The Importance of Orange

I'm taking a class on creative thought, and this week the instructor asked us to focus on our one favorite color. 

One color, I thought. Just one? I love so many vibrant greens, deep dusky blues, fiery oranges, and bold yellows.  How could I choose one?  
But then she described it as the color you would grab in a house fire, and a voice in my head said very clearly, “orange.”  In fact it said it over and over every time the phrase came up.  House fire?  Orange.  Only rescue one color?  Orange.  Undeniably, unreservedly orange.  

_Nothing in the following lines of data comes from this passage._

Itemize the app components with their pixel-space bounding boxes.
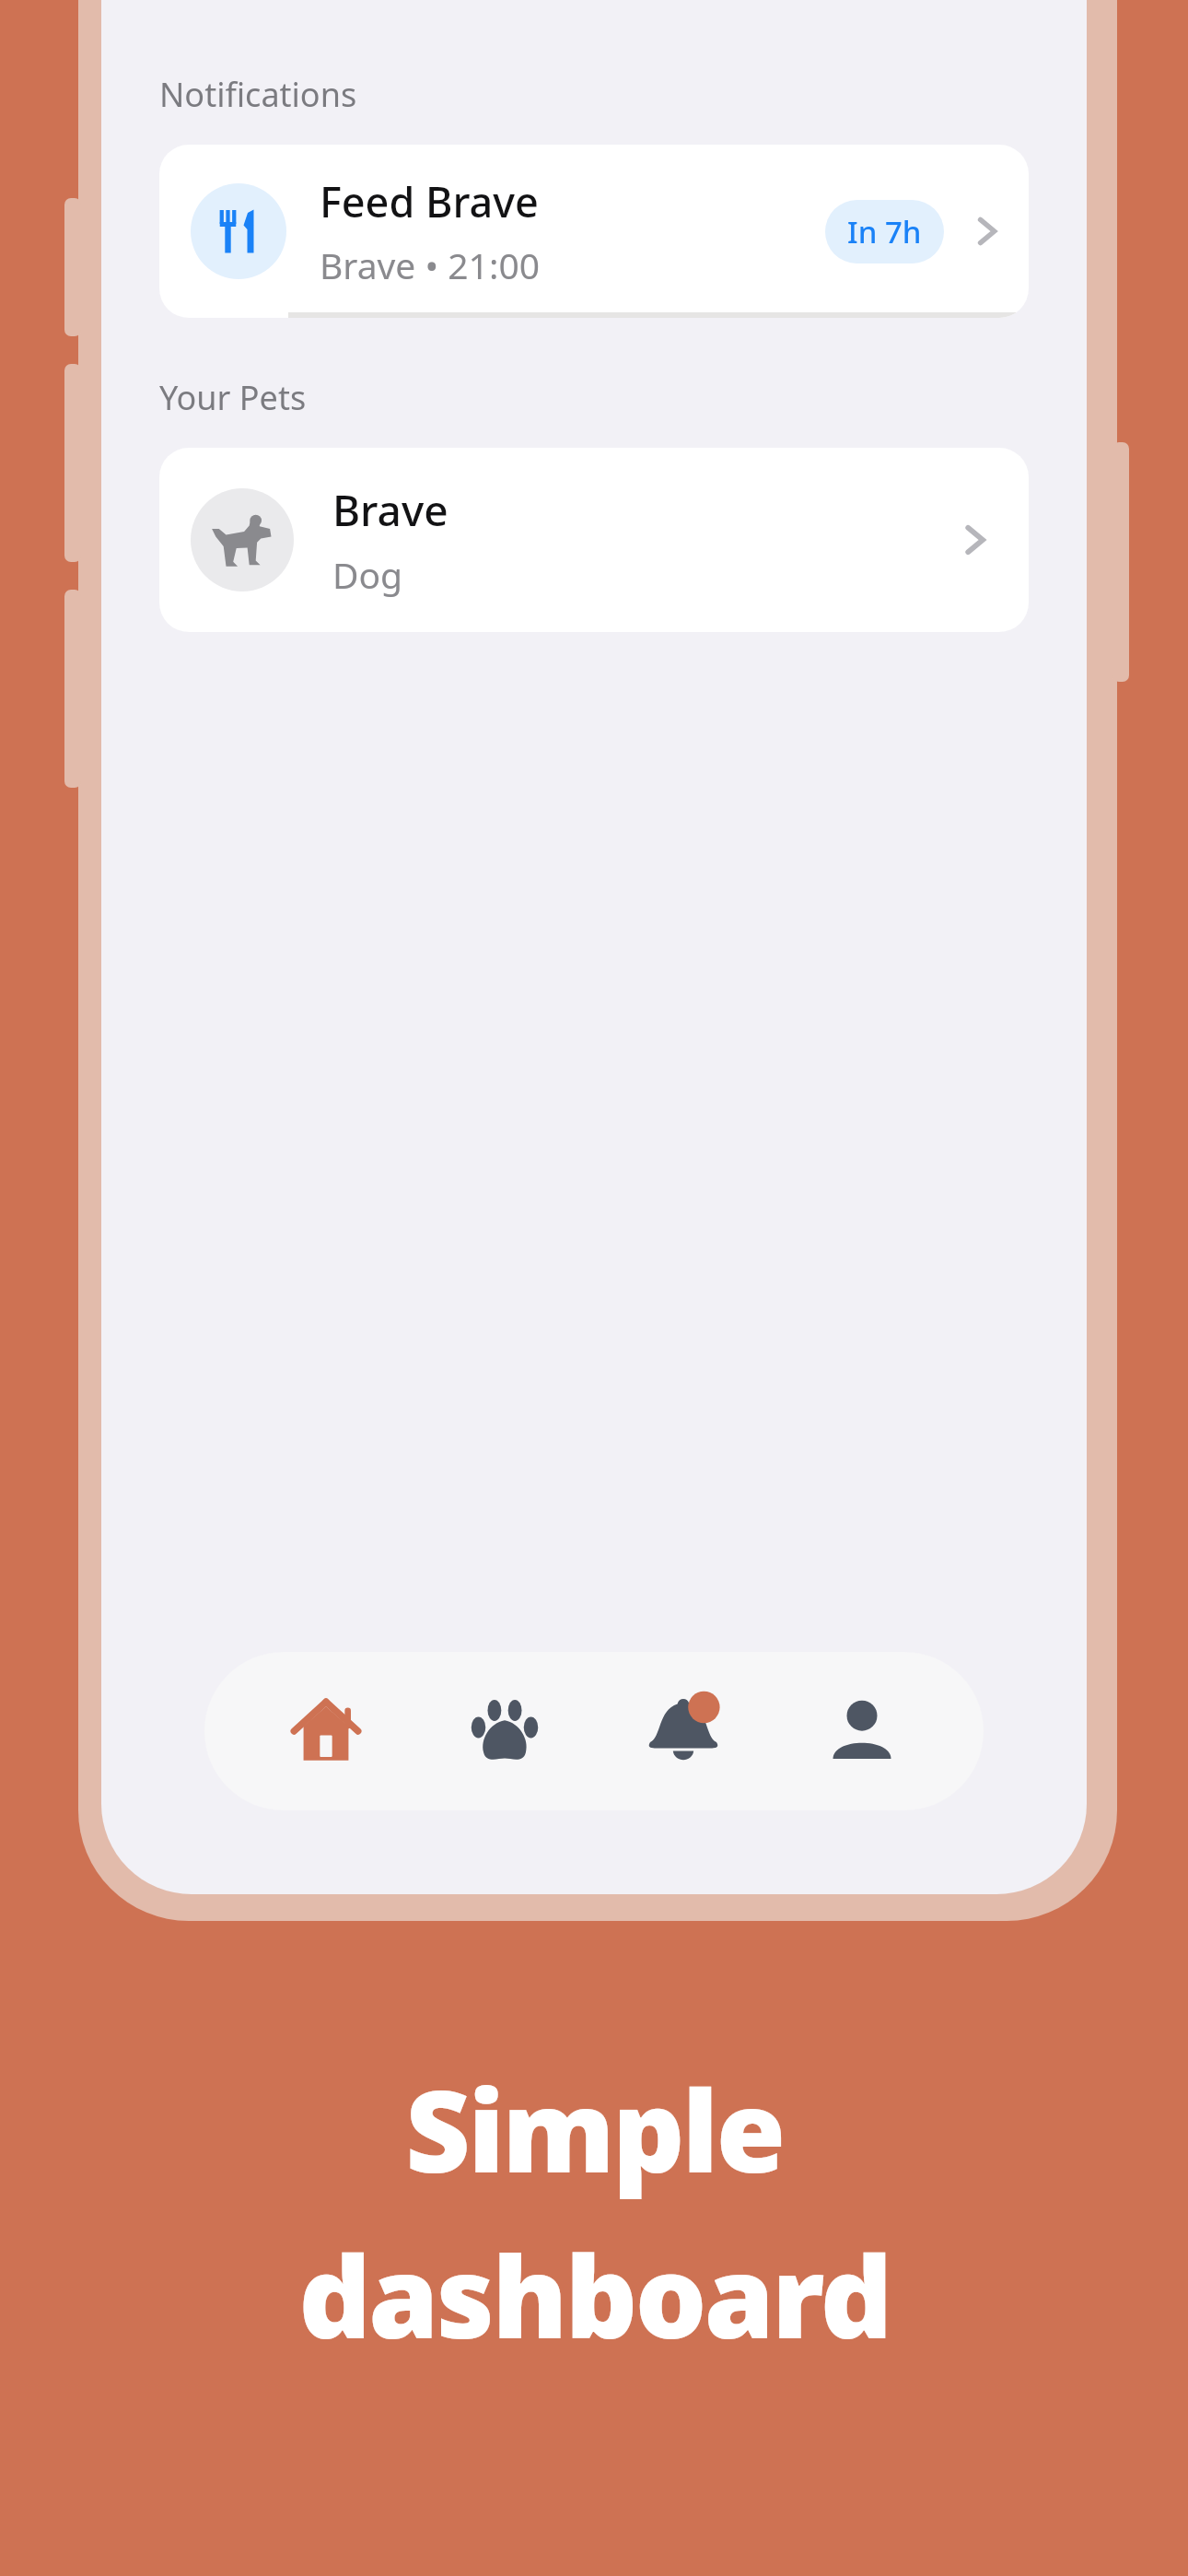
button[interactable]: Home bbox=[269, 1674, 383, 1788]
button[interactable]: Feed Brave bbox=[159, 145, 1029, 318]
staticText: Brave • 21:00 bbox=[320, 240, 540, 289]
staticText: Simple bbox=[405, 2053, 784, 2206]
staticText: Feed Brave bbox=[320, 173, 539, 229]
staticText: Brave bbox=[332, 481, 448, 539]
button[interactable]: Notifications bbox=[626, 1674, 740, 1788]
button[interactable]: Profile bbox=[805, 1674, 919, 1788]
button[interactable]: Pets bbox=[448, 1674, 562, 1788]
staticText: Notifications bbox=[159, 72, 357, 117]
staticText: Dog bbox=[332, 550, 403, 599]
staticText: dashboard bbox=[298, 2219, 891, 2371]
button[interactable]: Brave bbox=[159, 448, 1029, 632]
staticText: Your Pets bbox=[159, 375, 307, 420]
staticText: In 7h bbox=[847, 211, 922, 252]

When I looked at my art and around my house, and it was everywhere. Nothing pale or pastel.  Not much sherbet or peach to speak of, but the bold, bright oranges—cadmium, tangerine—and the deep, rich ones that seem to be layered over reds and maybe a hint of brown—rust, persimmon.  I checked my wardrobe and didn’t see much, and then with a pang I remembered my favorite orange boiled wool jacket that was torn beyond repair two years ago.  Wearing that jacket always made me feel simultaneously safe and bold.  (Now, of course, I’m on the hunt for a new one. If you know of the perfect one, be sure to give me a shout.)

So, why orange?  Why is it the color I can't live without? I’m not sure.  To me orange is a color that cannot be denied.  It is elemental.  It is the color of coals burning deep in a fire.  It is the color of rust blooming on a metal sign. And here in South Alabama, it is the color of the red clay dirt beneath our feet.  Like my jacket, using the color orange in art gives me the feeling of safety and boldness—the safety of being grounded to the earth, and the undeniable energy of a burning ember.

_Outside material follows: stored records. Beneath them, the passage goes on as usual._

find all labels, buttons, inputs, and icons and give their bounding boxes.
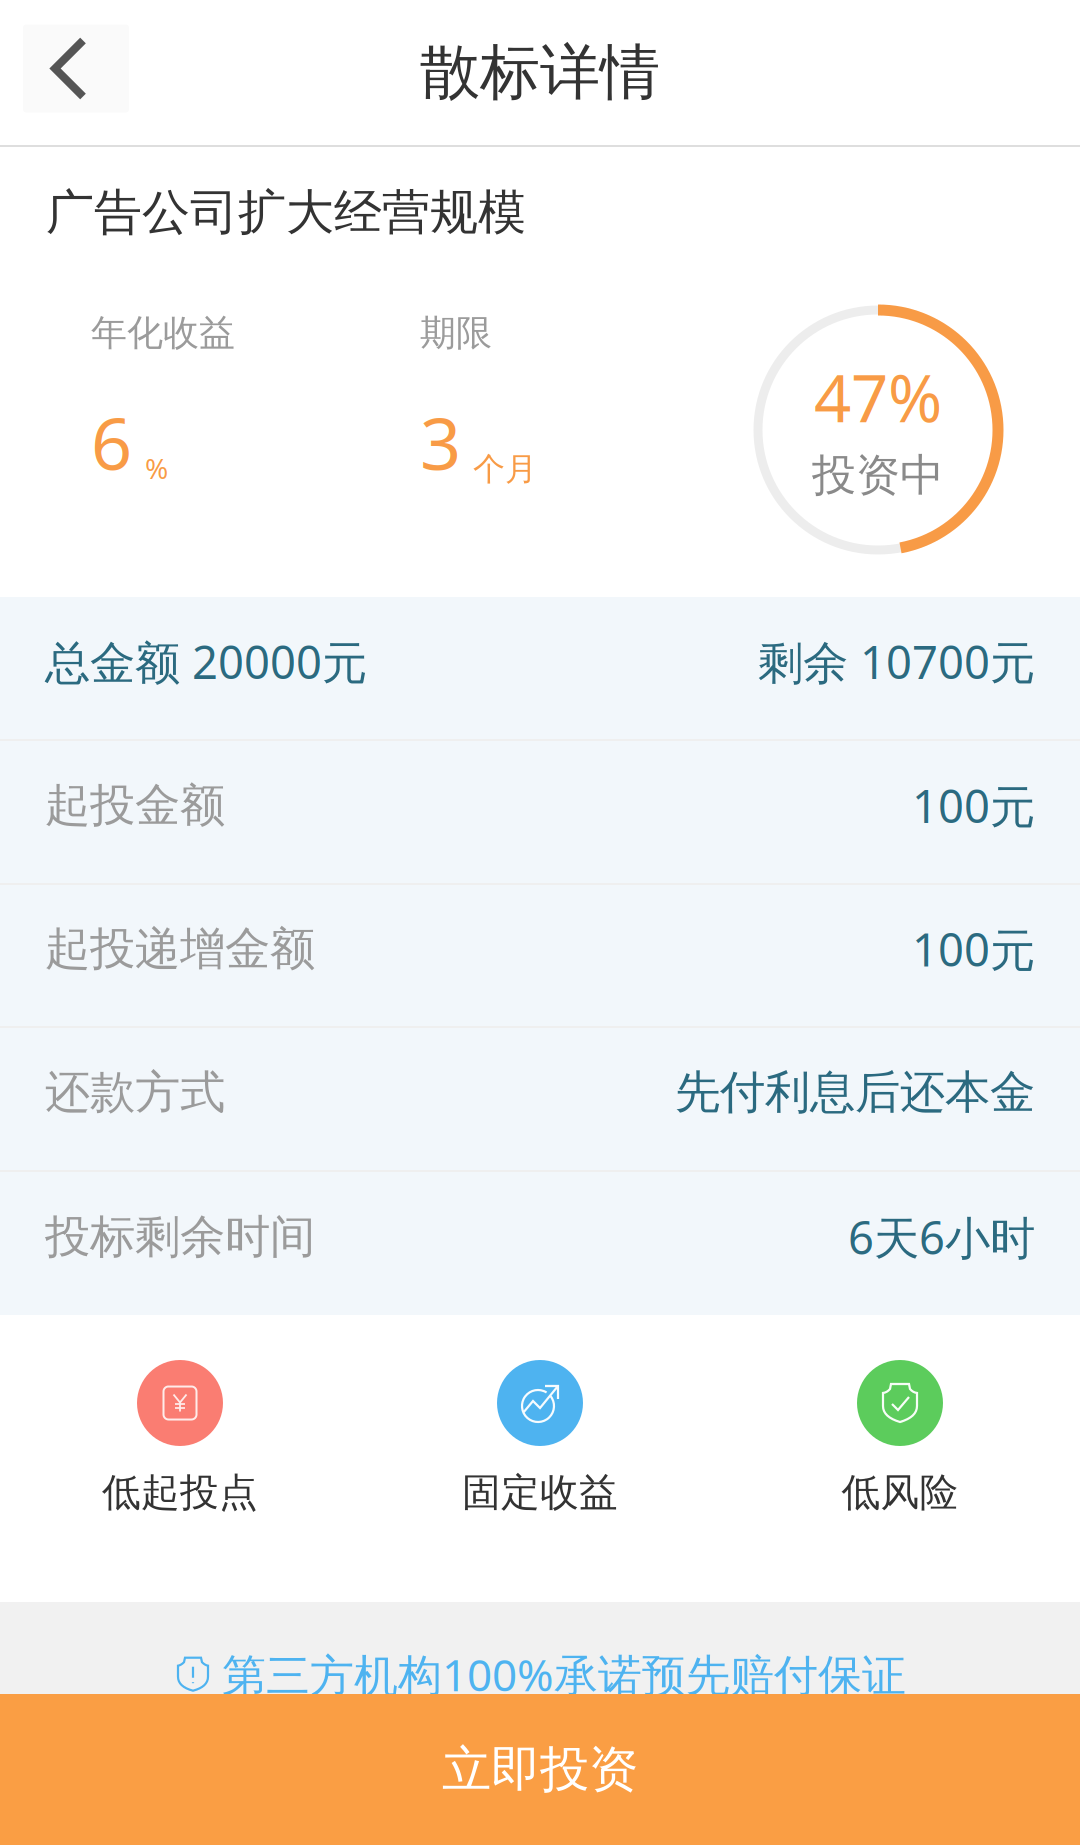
staticText: 低起投点 — [102, 1469, 258, 1516]
staticText: 固定收益 — [462, 1469, 618, 1516]
button[interactable]: 立即投资 — [0, 1694, 1080, 1845]
staticText: 个月 — [473, 450, 537, 489]
staticText: 投资中 — [812, 448, 944, 502]
staticText: 期限 — [420, 311, 492, 355]
staticText: 年化收益 — [91, 311, 235, 355]
staticText: 第三方机构100%承诺预先赔付保证 — [222, 1645, 906, 1703]
staticText: 100元 — [912, 775, 1035, 836]
staticText: 先付利息后还本金 — [675, 1065, 1035, 1120]
staticText: 3 — [420, 394, 461, 490]
button[interactable]: Back — [0, 0, 130, 145]
staticText: 起投递增金额 — [45, 921, 315, 977]
staticText: 总金额 20000元 — [45, 631, 367, 692]
staticText: 立即投资 — [442, 1739, 638, 1800]
staticText: 100元 — [912, 919, 1035, 979]
staticText: 6天6小时 — [848, 1207, 1035, 1267]
staticText: 还款方式 — [45, 1065, 225, 1120]
staticText: 起投金额 — [45, 778, 225, 833]
staticText: 投标剩余时间 — [45, 1209, 315, 1265]
staticText: 剩余 10700元 — [758, 631, 1035, 692]
staticText: 广告公司扩大经营规模 — [46, 183, 526, 242]
staticText: % — [145, 450, 168, 487]
staticText: 散标详情 — [420, 36, 660, 109]
staticText: 6 — [91, 394, 132, 490]
staticText: 47% — [814, 354, 942, 440]
staticText: 低风险 — [842, 1469, 958, 1516]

Now that I'm thinking about orange, I’m looking forward to using it with more insight. First, I'm going to make a few sampler pages to help me better understand the oranges in my arsenal.   I'll make one page of orange paints and other materials mixed with reds, one page of orange paints and other materials mixed with my yellows, and one page of oranges mixed entirely from my reds and yellows.  It sounds like a lot of work (and a lot of digging through disorganized supplies), but I’m excited!